Na verdade, a Índia continua a ser relativamente acessível, pelo menos para os visitantes ocidentais. Um colecionador dos EUA; que deseja permanecer anônima, diz que a IAF apresenta pechinchas em comparação com o que encontra em muitas outras feiras. “Os artistas não circulam tanto pelas galerias na Índia, por isso não há grandes saltos nos preços quando são adquiridos por um revendedor maior.” Questionada sobre se isto poderia mudar, ela responde: “Certamente mais pessoas estão prestando atenção na Índia. O mercado pode mudar em breve.” Ela está em negociações para comprar uma pintura de Bhasha Chakrabarti no estande da Experimenter (Calcutá e Mumbai) “antes que ela dispare” – a marca global de galerias Mendes Wood DM aparentemente se interessou pelo trabalho da artista.

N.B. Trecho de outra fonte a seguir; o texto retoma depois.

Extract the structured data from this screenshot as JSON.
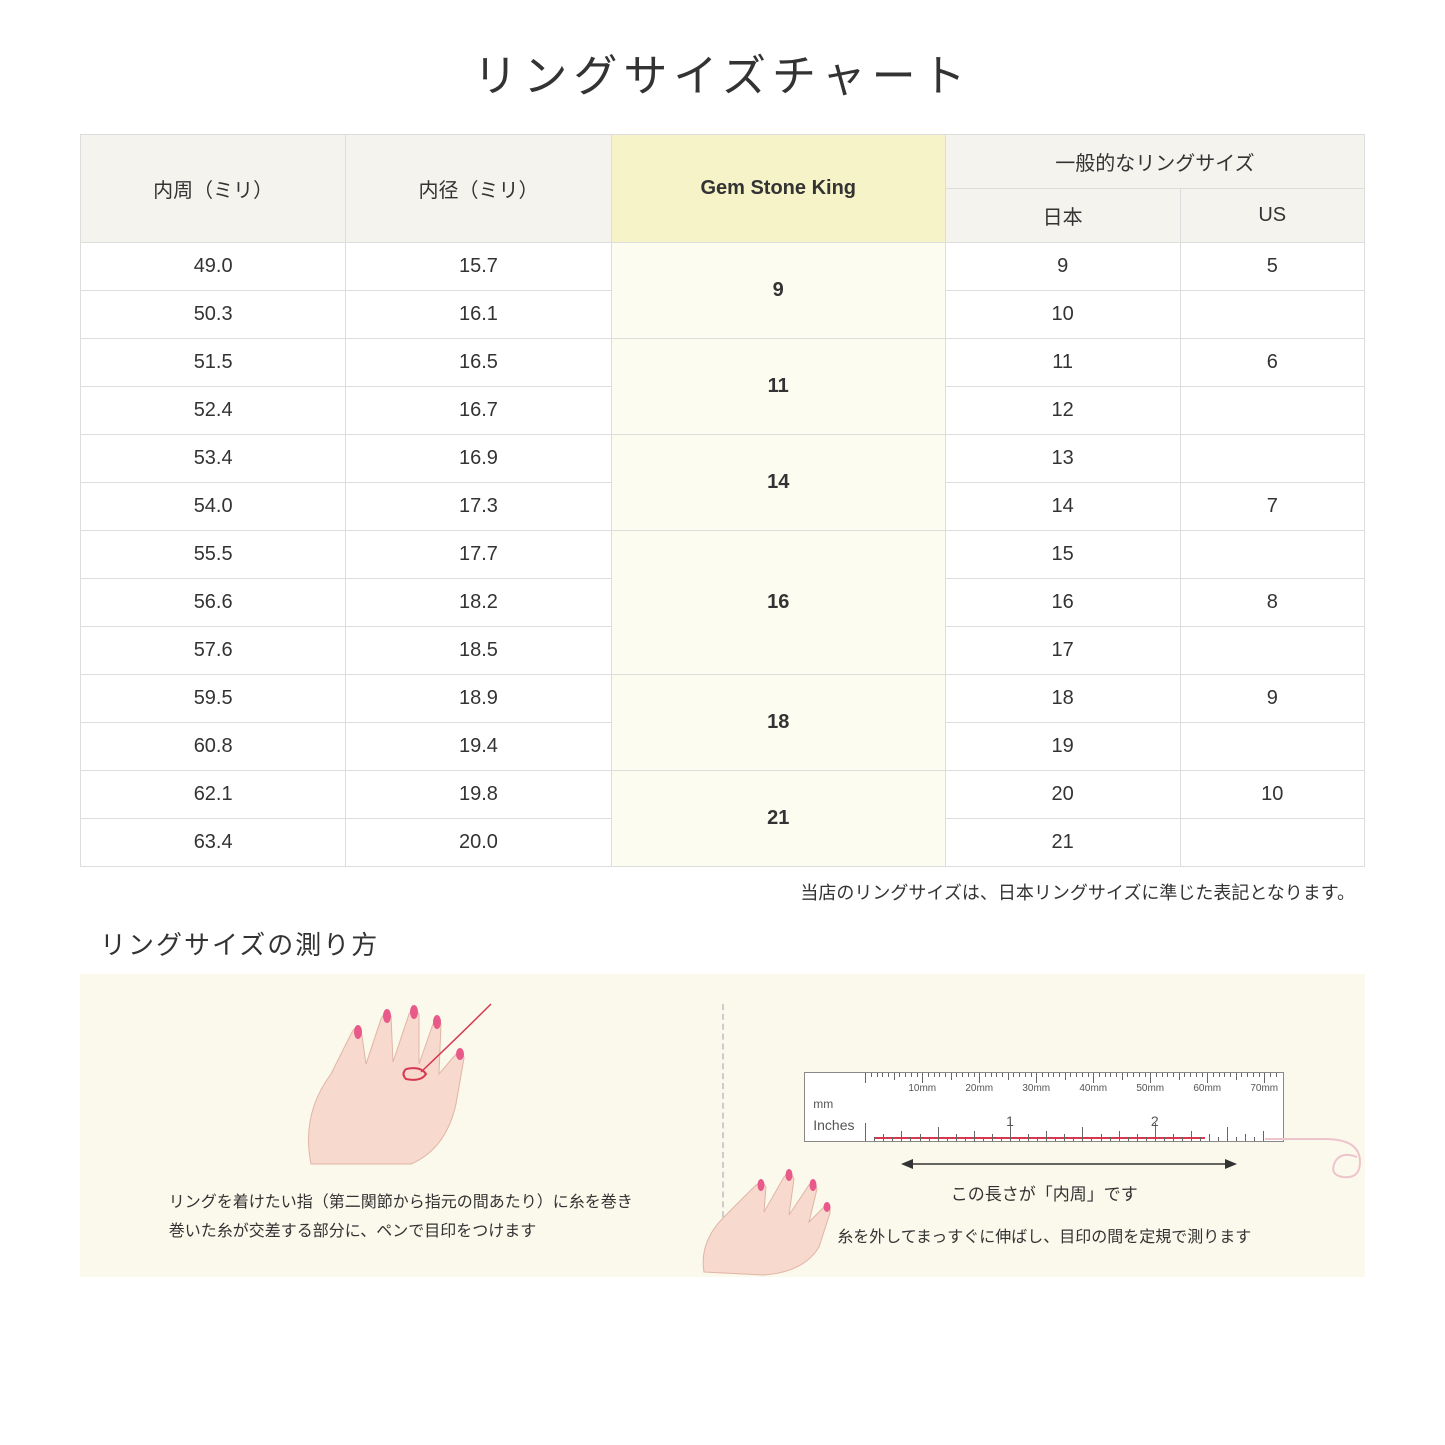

A atenção internacional no mercado interno parece particularmente pronunciada na feira deste ano. Juntando-se a grupos de cerca de 10 museus dos EUA e da Europa, incluindo o Museu de Arte do Condado de Los Angeles (Lacma), estão vários curadores famosos, como Stuart Comer, Klaus Biesenbach e Aaron Cezar. Eles foram levados de avião para Nova Delhi pela família bilionária Jindal, que abrirá a residência artística e espaço de exposição Hampi Art Labs na próxima semana. É uma de um número crescente de instituições privadas financiadas por industriais do Sul da Ásia que estão a ajudar a colocar a região na cena mundial.
Mas à medida que o mercado amadurece e os preços sobem, os seus intervenientes de longa data fazem questão de salientar que estas mudanças não aconteceram de um dia para o outro, ou sem os esforços sustentados dos artistas e dos seus negociantes. Um favorito do público na IAF deste ano é um conjunto de pinturas, desenhos e obras têxteis eróticas e risíveis do artista em meio de carreira T. Venkanna, exibido no estande da galeria Maskara, em Mumbai. Embora o mais caro deles custe cerca de US$ 120.000, seus desenhos custam cerca de US$ 600. “Há algo para todos aqui. Ninguém está desvalorizado”, afirma o fundador da galeria, Abhay Maskara. “Esta foi uma jornada de 15 anos e ele fez um show solo praticamente todos os anos”, acrescenta. “Não forçamos uma conversa sobre esses preços.”
As lições aprendidas nas últimas duas décadas são evidentes não apenas nas práticas das galerias da IAF, mas na própria feira. Por exemplo, os esforços têm-se centrado no desenvolvimento de uma base de colecionadores em cidades indianas como Pune e Chennai, que são atualmente menos centrais para o mercado de arte, mas onde a riqueza está a aumentar rapidamente. “Organizamos fins de semana de colecionadores em todo o país. Um grupo de Varodara veio à feira do ano passado e acabou comprando obras de grandes nomes internacionais”, conta Asokan.
Ontem foi anunciado um novo prêmio, o Prêmio Anual de Arte Motwani Jadeja, que vale US$ 100 mil – tornando-o o maior prêmio desse tipo no país. Irá para um artista indiano e apoiará a realização de uma “ambiciosa instalação de arte ao ar livre em grande escala”, revelada na próxima edição da IAF. Este apoio financeiro não tem precedentes para os artistas indianos e ajudará a aumentar as suas ambições. Atesta os esforços para reinvestir os despojos da economia em expansão na infra-estrutura artística da região.
“Não competimos para ser uma feira internacional, temos orgulho de sermos regionais”, diz Asokan, repetindo uma estratégia que a IAF vem perseguindo há alguns anos. Parece que essa estratégia está valendo a pena.